En voiture, affinez le réglage de votre siège en fonction de vos sensations,
calez votre bassin en serrant la portion horizontale de votre ceinture. Si
votre métier est très physique, il est possible de vous arrêter mais gardez une
vie quotidienne normale. Sortez, marchez, faites quelques courses en limitant
le poids des sacs.
- Les grands singes vous aident à continuer le sport !
Si vous
êtes sportif, vous pouvez garder la forme malgré votre lumbago ! Une
pratique bien dosée et progressive peut même favoriser votre guérison et
limiter le risque de douleur chronique. Sur un vélo, votre bassin est fixe.
Surtout, vous êtes en appui sur les mains, vous renouez avec la
quadrupédie des grands singes. Ce grand pas en arrière dans l’évolution fait
avancer votre traitement. Votre colonne vertébrale adore cet équilibre
ancestral. Cette légère flexion en avant ressemble étrangement à votre
« position antalgique ». Essayez de pédaler en douceur puis plus
vigoureusement, vous serez heureusement surpris ! À l’issue de quelques
tiraillements à l’échauffement, vous vous sentirez à l’aise. Préférez le vélo
d’appartement ou de salle, vous êtes encore plus stable, vous réglez la hauteur
du guidon. Dès que vous récupérez un peu de souplesse, abaissez-le et
penchez-vous un peu en avant. Quand vous vous sentez mieux, variez les
positions. Pensez notamment à vous redresser et à retrouver la cambrure du bas
du dos. Quittez l’appui des bras, conservez celui du bassin. Sur un vrai vélo,
un vélo qui roule avec des roues, le maintien de l’équilibre sans tenir le
guidon constitue un excellent exercice de coordination lombaire. Au cours de
cette période, tentez le sevrage inverse : libérez votre bassin, préservez
la stabilité des jambes et des mains. Mettez-vous en danseuse. Commencez en
conservant le buste à la verticale du cadre. Votre geste ressemble à celui de
la course. Progressez en retrouvant le mouvement normal et en basculant le
poids du corps à droite et à gauche. Votre colonne vertébrale travaille sa
mobilité et sa coordination. Souvent, en moins d’une semaine, il est possible
de trottiner. « Rééduquez-vous à la course » en joggant quelques
minutes puis enchaînez avec du vélo pour garder la forme. Augmentez
progressivement la durée de votre footing. Si votre lumbago évolue
favorablement, si votre lésion discale est modérée en 2 à 3 semaines vous smachez ou vous tirez au but !
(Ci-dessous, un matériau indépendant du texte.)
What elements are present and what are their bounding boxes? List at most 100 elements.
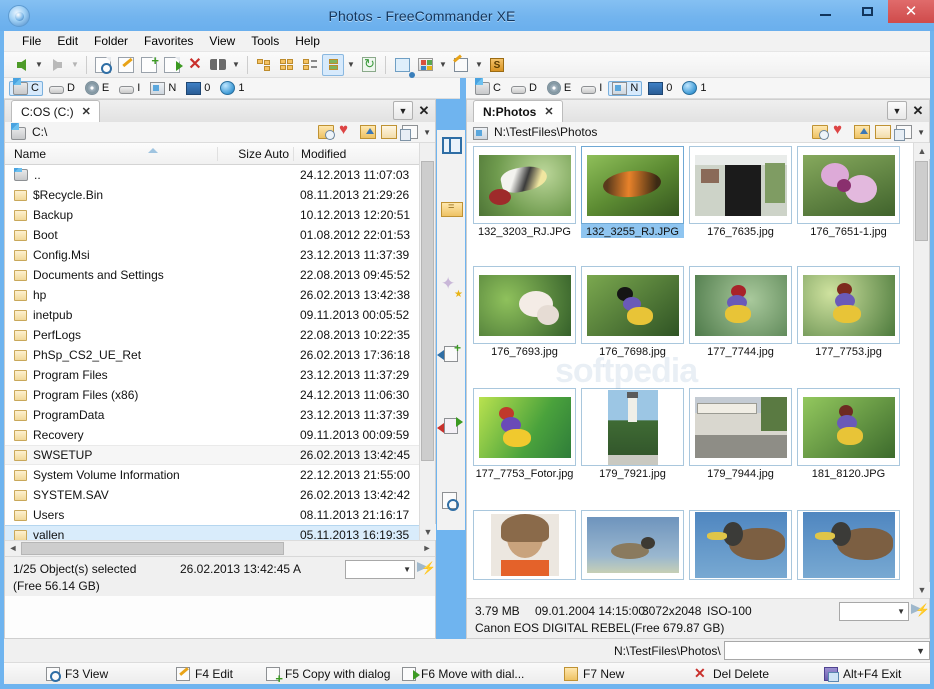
move-to-left-icon[interactable] (437, 417, 463, 434)
drive-d-left[interactable]: D (45, 81, 79, 95)
scroll-up-arrow-icon[interactable]: ▲ (914, 143, 930, 159)
refresh-button[interactable] (358, 54, 380, 76)
editor-button[interactable] (450, 54, 472, 76)
path-caret-down-icon[interactable]: ▼ (423, 128, 431, 137)
table-row[interactable]: PerfLogs 22.08.2013 10:22:35 (5, 325, 419, 345)
filter-lightning-icon[interactable] (417, 561, 436, 577)
forward-dropdown-caret-down-icon[interactable]: ▼ (69, 54, 81, 76)
menu-file[interactable]: File (14, 32, 49, 50)
list-item[interactable] (581, 510, 684, 580)
list-item[interactable]: 132_3203_RJ.JPG (473, 146, 576, 238)
table-row[interactable]: Users 08.11.2013 21:16:17 (5, 505, 419, 525)
drive-e-right[interactable]: E (543, 80, 575, 96)
left-tab-c-os[interactable]: C:OS (C:) ✕ (11, 100, 100, 122)
fn-f5-copy[interactable]: F5 Copy with dialog (266, 666, 390, 686)
list-item[interactable]: 179_7921.jpg (581, 388, 684, 480)
left-file-list[interactable]: .. 24.12.2013 11:07:03 $Recycle.Bin 08.11.… (5, 165, 419, 540)
windows-tools-dropdown-caret-down-icon[interactable]: ▼ (437, 54, 449, 76)
fn-f6-move[interactable]: F6 Move with dial... (402, 666, 524, 681)
menu-tools[interactable]: Tools (243, 32, 287, 50)
thumbnails-dropdown-caret-down-icon[interactable]: ▼ (345, 54, 357, 76)
drive-1-left[interactable]: 1 (216, 80, 248, 96)
right-panel-close-button[interactable]: ✕ (910, 101, 926, 120)
up-folder-icon[interactable] (854, 125, 871, 139)
menu-favorites[interactable]: Favorites (136, 32, 201, 50)
drive-n-left[interactable]: N (146, 81, 180, 96)
table-row[interactable]: System Volume Information 22.12.2013 21:5… (5, 465, 419, 485)
table-row[interactable]: Documents and Settings 22.08.2013 09:45:5… (5, 265, 419, 285)
editor-dropdown-caret-down-icon[interactable]: ▼ (473, 54, 485, 76)
table-row[interactable]: Recovery 09.11.2013 00:09:59 (5, 425, 419, 445)
fn-f3-view[interactable]: F3 View (46, 666, 108, 682)
list-item[interactable]: 179_7944.jpg (689, 388, 792, 480)
table-row[interactable]: SYSTEM.SAV 26.02.2013 13:42:42 (5, 485, 419, 505)
drive-d-right[interactable]: D (507, 81, 541, 95)
drive-e-left[interactable]: E (81, 80, 113, 96)
right-scrollbar-thumb[interactable] (915, 161, 928, 241)
scroll-left-arrow-icon[interactable]: ◄ (5, 541, 21, 555)
table-row[interactable]: inetpub 09.11.2013 00:05:52 (5, 305, 419, 325)
table-row[interactable]: Program Files (x86) 24.12.2013 11:06:30 (5, 385, 419, 405)
up-folder-icon[interactable] (360, 125, 377, 139)
table-row[interactable]: PhSp_CS2_UE_Ret 26.02.2013 17:36:18 (5, 345, 419, 365)
drive-0-left[interactable]: 0 (182, 81, 214, 96)
copy-path-icon[interactable] (400, 125, 419, 141)
right-tab-n-photos[interactable]: N:Photos ✕ (473, 100, 563, 122)
filter-caret-down-icon[interactable]: ▼ (897, 607, 905, 616)
list-item[interactable]: 176_7693.jpg (473, 266, 576, 358)
chevron-down-icon[interactable]: ▼ (916, 646, 925, 656)
swap-panels-icon[interactable] (441, 134, 463, 154)
details-button[interactable] (299, 54, 321, 76)
scroll-right-arrow-icon[interactable]: ► (419, 541, 435, 555)
filter-caret-down-icon[interactable]: ▼ (403, 565, 411, 574)
list-item[interactable]: 177_7753.jpg (797, 266, 900, 358)
right-vertical-scrollbar[interactable]: ▲ ▼ (913, 143, 930, 598)
minimize-button[interactable] (804, 0, 846, 23)
column-header-name[interactable]: Name (5, 147, 217, 161)
table-row[interactable]: ProgramData 23.12.2013 11:37:39 (5, 405, 419, 425)
left-horizontal-scrollbar[interactable]: ◄ ► (5, 540, 435, 556)
command-line-input[interactable]: ▼ (724, 641, 930, 660)
tab-close-icon[interactable]: ✕ (544, 105, 553, 118)
copy-path-icon[interactable] (894, 125, 913, 141)
table-row[interactable]: Backup 10.12.2013 12:20:51 (5, 205, 419, 225)
search-dropdown-caret-down-icon[interactable]: ▼ (230, 54, 242, 76)
tree-view-button[interactable] (253, 54, 275, 76)
view-file-icon[interactable] (442, 492, 459, 511)
table-row[interactable]: Boot 01.08.2012 22:01:53 (5, 225, 419, 245)
back-dropdown-caret-down-icon[interactable]: ▼ (33, 54, 45, 76)
drive-n-right[interactable]: N (608, 80, 643, 96)
list-item[interactable]: 177_7753_Fotor.jpg (473, 388, 576, 480)
list-item[interactable] (797, 510, 900, 580)
left-tab-dropdown-button[interactable]: ▼ (393, 101, 413, 120)
delete-button[interactable]: ✕ (184, 54, 206, 76)
drive-1-right[interactable]: 1 (678, 80, 710, 96)
list-item[interactable]: 181_8120.JPG (797, 388, 900, 480)
fn-f4-edit[interactable]: F4 Edit (176, 666, 233, 681)
path-caret-down-icon[interactable]: ▼ (917, 128, 925, 137)
folder-icon[interactable] (381, 125, 398, 139)
fn-altf4-exit[interactable]: Alt+F4 Exit (824, 666, 901, 682)
windows-tools-button[interactable] (414, 54, 436, 76)
filter-lightning-icon[interactable] (911, 603, 930, 619)
left-path-row[interactable]: C:\ ▼ (5, 121, 435, 143)
left-hscrollbar-thumb[interactable] (21, 542, 284, 555)
edit-button[interactable] (115, 54, 137, 76)
fn-f7-new[interactable]: F7 New (564, 666, 624, 681)
copy-button[interactable] (138, 54, 160, 76)
right-thumbnail-grid[interactable]: 132_3203_RJ.JPG 132_3255_RJ.JPG 176_7635… (467, 143, 913, 598)
move-button[interactable] (161, 54, 183, 76)
list-item[interactable] (689, 510, 792, 580)
search-button[interactable] (207, 54, 229, 76)
back-button[interactable] (10, 54, 32, 76)
table-row[interactable]: $Recycle.Bin 08.11.2013 21:29:26 (5, 185, 419, 205)
list-item[interactable]: 132_3255_RJ.JPG (581, 146, 684, 238)
history-icon[interactable] (318, 125, 336, 140)
column-header-size[interactable]: Size Auto (217, 146, 293, 161)
drive-c-left[interactable]: C (9, 77, 43, 96)
sumatra-button[interactable]: S (486, 54, 508, 76)
forward-button[interactable] (46, 54, 68, 76)
drive-i-left[interactable]: I (115, 81, 144, 95)
scroll-down-arrow-icon[interactable]: ▼ (914, 582, 930, 598)
maximize-button[interactable] (846, 0, 888, 23)
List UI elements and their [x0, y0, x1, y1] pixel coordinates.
- Archimède participe aussi à votre traitement !
En
nageant, horizontalité et apesanteur soulage votre colonne. Alors que vous avez
encore mal au quotidien, commencez avec un pull boy et tirez fort avec les
bras. Votre buste est gainé en position neutre, c’est excellent ! Dans
cette attitude, les bons crawleurs parviennent à solliciter 70 % de leurs
aptitudes cardiovasculaires. Sur le dos et sur le ventre, renouez avec le
battement des jambes. Votre bassin bouge en douceur. Quelques jours plus tard,
tentez une belle brasse bien ondulée. Votre colonne se mobilise doucement en
flexion et en extension. Le mouvement s’effectue sur de faibles amplitudes et
sans compression, voilà qui est très favorable à la « mécanisation »
de la cicatrice discale. Essayez aussi l’aquajogging. Placez 2 frites de
polystyrène sous vos aisselles et courez dans l’eau. À la limite de la douleur,
effectuez quelques variations d’allures. Comme le cycliste lombalgique se
redresse peu à peu et lâche les mains pour renouer avec la bipédie, le nageur
doit peu à peu évoluer et gagner la terre ferme ! À la séance suivante,
optez pour la première étape, rejoignez le petit bain ! Sautillez dans
l’eau, d’abord sur 2 pieds puis sur 1 seul. Reprenez les déplacements
latéraux, inclinez votre colonne. Faites de l’Aquatennis ou de l’Aquafoot.
Allégé de la poussée d’Archimède et encadré par la pression de l’eau, mimez vos
gestes techniques. Au cours de cette même période, 5 à 10 jours après votre
faux mouvement, vous marchez activement pour vous rendre à la piscine. Sur le
parcours, intégrez de plus en plus de trottinement. Comme convenu, à l’issue de
2 à 3 semaines d’un lumbago banal, vous avez retrouvé votre niveau sportif.